Pallikoodam, a co-educational school for children between four and 17 years in Kerala’s Kottayam district, has set a bizarre rule for its students.
“Boys and girls will behave on campus with utmost respect towards each other,” a notice issued by the school earlier this year instructs. To ensure that, the schools wants “the distance between a boy and a girl at all times to be one meter.” The rules also mention that boys and girls in senior classes must avoid friendship with students in the lower classes.
Such regressive rules aren’t exactly uncommon in India’s educational institutions. For example, a number of engineering colleges in Chennai don’t allow boys and girls to talk to each other on campus.
But it is disappointing to see an institution like Pallikoodam, widely considered a liberal and culturally progressive school, to come up with such diktats. It’s also one of the top-ranked schools in Kerala.
Pallikoodam, established in 1967, is well known for trying innovative teaching methods. The school avoids examinations until the 8th grade and lays emphasis on extracurricular activities. It even teaches vegetable and fruit cultivation, pottery, paddy cultivation and fish culture to its students.

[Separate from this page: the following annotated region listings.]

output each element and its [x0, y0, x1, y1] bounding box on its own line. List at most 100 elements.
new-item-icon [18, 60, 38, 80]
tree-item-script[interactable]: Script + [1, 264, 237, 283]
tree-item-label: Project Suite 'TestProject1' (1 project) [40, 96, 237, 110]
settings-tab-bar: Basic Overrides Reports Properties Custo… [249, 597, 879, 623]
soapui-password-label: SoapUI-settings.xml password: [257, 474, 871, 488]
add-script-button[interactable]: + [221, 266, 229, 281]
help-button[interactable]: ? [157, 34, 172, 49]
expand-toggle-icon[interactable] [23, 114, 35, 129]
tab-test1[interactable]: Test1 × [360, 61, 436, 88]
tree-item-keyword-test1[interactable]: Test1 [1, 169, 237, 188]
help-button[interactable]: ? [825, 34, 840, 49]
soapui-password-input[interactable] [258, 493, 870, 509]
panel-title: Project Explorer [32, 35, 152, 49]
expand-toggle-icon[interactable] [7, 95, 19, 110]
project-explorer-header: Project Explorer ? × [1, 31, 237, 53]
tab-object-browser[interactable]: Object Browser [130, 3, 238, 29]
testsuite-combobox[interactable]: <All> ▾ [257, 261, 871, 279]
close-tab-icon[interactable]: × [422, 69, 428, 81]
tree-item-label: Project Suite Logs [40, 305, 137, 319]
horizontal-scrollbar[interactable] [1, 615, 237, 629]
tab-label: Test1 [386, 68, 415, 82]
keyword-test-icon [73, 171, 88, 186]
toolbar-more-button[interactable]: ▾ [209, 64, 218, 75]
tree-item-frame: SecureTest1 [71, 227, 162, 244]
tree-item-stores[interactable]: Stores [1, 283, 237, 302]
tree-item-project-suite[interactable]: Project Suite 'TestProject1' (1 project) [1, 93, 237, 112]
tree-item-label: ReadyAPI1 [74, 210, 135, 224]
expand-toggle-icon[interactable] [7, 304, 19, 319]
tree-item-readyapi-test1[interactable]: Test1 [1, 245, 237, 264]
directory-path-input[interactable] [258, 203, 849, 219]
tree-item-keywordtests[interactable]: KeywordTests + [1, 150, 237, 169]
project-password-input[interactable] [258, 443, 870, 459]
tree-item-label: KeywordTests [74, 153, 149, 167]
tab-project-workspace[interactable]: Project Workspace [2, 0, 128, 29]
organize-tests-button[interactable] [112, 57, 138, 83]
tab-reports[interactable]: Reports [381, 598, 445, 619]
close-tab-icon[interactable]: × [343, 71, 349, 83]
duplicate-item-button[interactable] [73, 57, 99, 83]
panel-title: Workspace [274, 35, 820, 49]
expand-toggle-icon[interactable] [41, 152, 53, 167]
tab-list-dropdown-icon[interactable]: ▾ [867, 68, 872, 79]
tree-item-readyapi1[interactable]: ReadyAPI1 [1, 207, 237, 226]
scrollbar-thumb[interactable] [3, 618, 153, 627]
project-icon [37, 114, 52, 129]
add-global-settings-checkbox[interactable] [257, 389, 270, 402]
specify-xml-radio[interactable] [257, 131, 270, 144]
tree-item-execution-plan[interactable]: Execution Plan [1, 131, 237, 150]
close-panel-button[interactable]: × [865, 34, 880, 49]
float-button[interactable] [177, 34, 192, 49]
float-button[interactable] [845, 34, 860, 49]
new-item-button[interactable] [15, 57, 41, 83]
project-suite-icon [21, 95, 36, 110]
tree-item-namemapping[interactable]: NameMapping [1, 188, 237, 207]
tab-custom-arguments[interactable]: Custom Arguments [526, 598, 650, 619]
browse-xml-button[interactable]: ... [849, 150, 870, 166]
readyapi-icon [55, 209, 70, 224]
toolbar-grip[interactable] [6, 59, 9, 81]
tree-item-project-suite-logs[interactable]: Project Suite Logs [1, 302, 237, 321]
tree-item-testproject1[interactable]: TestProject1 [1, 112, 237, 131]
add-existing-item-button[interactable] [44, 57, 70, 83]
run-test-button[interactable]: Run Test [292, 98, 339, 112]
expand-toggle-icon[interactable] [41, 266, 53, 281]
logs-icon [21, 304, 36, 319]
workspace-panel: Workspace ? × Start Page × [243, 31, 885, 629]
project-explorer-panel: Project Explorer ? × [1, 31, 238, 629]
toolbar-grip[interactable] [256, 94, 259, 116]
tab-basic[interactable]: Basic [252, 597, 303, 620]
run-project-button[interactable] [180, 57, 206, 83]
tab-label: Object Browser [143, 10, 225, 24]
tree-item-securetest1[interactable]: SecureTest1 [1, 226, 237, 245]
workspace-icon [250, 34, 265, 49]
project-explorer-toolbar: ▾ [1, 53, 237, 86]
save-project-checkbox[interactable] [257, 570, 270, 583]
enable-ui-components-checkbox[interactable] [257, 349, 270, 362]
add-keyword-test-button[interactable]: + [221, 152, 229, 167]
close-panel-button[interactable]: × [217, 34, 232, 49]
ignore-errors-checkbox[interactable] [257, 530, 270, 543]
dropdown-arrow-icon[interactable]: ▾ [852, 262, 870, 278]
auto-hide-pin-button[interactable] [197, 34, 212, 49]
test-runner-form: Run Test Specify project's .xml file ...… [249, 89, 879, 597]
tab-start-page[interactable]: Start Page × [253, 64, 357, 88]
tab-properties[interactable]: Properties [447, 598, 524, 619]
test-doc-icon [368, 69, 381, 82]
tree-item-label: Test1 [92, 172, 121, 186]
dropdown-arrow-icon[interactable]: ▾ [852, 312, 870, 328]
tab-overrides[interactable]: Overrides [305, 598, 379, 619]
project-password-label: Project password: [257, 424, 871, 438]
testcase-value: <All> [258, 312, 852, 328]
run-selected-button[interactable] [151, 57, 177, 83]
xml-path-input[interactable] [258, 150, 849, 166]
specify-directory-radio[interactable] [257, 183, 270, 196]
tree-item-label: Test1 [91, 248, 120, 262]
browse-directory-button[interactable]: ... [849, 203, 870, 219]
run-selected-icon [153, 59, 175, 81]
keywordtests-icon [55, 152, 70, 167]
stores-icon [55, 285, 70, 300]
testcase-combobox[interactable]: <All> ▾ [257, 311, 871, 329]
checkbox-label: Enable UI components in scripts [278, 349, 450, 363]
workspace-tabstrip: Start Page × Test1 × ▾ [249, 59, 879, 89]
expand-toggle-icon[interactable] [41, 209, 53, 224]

The school was founded by Mary Roy—mother of Man Booker prize winner Arundhati Roy—who fought against gender discrimination within the Syrian Christian community in Kerala. And Pallikoodam’s students often come from some of the more affluent families in Kerala.

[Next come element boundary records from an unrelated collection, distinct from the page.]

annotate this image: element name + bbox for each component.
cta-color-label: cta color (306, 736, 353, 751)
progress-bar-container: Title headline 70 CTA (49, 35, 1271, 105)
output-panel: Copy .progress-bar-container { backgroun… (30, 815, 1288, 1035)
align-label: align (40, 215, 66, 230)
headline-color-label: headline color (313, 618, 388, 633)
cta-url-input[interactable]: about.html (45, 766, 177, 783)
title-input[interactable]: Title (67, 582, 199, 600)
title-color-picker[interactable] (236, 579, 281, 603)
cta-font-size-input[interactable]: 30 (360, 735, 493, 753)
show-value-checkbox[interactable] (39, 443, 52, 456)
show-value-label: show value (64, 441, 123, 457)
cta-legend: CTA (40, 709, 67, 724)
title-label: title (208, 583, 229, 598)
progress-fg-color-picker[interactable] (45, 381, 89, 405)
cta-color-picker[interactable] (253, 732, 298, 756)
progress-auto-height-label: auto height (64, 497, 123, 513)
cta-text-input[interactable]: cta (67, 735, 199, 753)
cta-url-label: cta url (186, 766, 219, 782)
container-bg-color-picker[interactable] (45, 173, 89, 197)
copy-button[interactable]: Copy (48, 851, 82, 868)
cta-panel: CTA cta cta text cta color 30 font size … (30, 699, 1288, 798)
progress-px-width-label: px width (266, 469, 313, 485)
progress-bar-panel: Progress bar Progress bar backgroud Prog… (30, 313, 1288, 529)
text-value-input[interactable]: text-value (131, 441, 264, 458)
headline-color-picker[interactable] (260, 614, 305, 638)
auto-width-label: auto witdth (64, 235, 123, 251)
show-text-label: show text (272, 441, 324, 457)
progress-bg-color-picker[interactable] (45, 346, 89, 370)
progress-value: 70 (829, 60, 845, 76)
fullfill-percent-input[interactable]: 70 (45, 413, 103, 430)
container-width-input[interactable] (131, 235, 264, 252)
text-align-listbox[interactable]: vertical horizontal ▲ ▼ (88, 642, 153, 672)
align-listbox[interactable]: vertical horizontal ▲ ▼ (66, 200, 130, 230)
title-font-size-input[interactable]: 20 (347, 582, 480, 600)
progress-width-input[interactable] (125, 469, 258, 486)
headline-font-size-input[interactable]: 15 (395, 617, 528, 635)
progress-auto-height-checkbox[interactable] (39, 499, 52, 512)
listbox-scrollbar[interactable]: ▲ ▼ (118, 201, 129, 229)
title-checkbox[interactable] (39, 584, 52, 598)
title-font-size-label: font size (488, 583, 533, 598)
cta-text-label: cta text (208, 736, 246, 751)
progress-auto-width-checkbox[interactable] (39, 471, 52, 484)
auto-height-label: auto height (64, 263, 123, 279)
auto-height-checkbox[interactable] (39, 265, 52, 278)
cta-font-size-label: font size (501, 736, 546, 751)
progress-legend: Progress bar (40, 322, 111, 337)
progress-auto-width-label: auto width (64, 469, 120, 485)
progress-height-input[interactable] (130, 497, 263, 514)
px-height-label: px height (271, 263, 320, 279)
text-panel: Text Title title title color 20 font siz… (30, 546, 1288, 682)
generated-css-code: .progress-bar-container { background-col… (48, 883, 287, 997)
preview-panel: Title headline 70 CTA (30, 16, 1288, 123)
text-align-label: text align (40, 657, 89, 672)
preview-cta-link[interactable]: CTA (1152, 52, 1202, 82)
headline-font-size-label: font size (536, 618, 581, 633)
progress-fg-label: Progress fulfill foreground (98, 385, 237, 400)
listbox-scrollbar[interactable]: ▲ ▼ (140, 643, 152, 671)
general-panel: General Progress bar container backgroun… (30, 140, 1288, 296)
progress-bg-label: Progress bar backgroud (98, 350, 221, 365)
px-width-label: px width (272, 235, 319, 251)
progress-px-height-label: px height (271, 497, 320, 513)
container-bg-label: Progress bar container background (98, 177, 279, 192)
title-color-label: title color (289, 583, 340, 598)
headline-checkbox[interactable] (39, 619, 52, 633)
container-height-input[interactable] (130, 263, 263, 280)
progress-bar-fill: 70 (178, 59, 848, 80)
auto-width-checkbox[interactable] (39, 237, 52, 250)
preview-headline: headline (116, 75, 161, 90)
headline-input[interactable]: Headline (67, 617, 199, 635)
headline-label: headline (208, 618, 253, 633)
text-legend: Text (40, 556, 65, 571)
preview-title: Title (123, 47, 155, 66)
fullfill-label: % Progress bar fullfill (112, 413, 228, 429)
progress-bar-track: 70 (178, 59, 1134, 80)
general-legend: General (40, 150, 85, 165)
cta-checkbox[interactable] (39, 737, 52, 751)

Despite repeated attempts via telephone and email, the school has not responded to Quartz’s requests for comment on the rule.
“The irony is, the school is becoming everything it was once standing against,” Abraham Chandapillai, a lawyer and an alumnus of Pallikoodam, told Quartz. “Now I wouldn’t want to send my children to the school.”
“Interactions with girls made me a better person,” he added. “Otherwise I would have been a sexually frustrated, socially awkward man.”
Neena Singh, an educationist and executive director of Kolkata’s Akshar School, argued that the whole point of a co-educational school is to have boys and girls interact with each other. “Different emotions may come up, and you have to teach the students how to handle them,” Singh said. “Separation is not the answer. It only increases the curiosity.”
Pallikoodam’s decision to enforce strict rules for boys and girls may have roots in Kerala’s social environment.
“This (rule) is probably a reaction of sorts to some complaints or concerns raised by the public,” George Mathen, an alumnus of Pallikoodam and a graphic novelist, said. “Kerala’s society is yet to come to terms with an unconventional school like Pallikoodam.”
Kerala is the the only state in the country where females outnumber men. In 2011, its literacy rate stood at 94%, the highest in India (pdf). It also has the lowest maternal mortality rate and the lowest birth rate in the country.
Yet, Kerala remains an especially rigid and complex society, particularly for women. Gender discrimination is rampant and the state has a remarkably high rate of crime against women in the country. Work participation among women in the state also remains very poor. Of the entire unemployed population in Kerala, two-thirds are women.
While literacy among women in Kerala is close to 92%, many of them live in a largely patriarchal society where men are breadwinners, leaving women to engage in household activities only.
Writing in the Economic Times in 2013, economist Swaminathan Aiyar explained the situation:
Kerala is supposed to be a socialist paradise with the best social and gender indicators, frowning on economic growth and globalisation. But a look at the latest crime data suggests that even Kerala’s image as a civilised paradise for women is much exaggerated.
Crimes against women in Kerala are shockingly high. The rape rate in Kerala (2.9) is almost one and a half times the national rate (2.1). The rate of assault on women with intent to outrage their modesty is 10.7 in Kerala, thrice as high as the national average (3.7). The rate of insults related to the modesty of women is 1.4, against the national 0.8.
Kerala does far better than India overall in dowry deaths: its rate 0.1 against the national 0.7. Yet cruelty to women comes in at the rate of 15 per lakh population, almost double the national 8.8.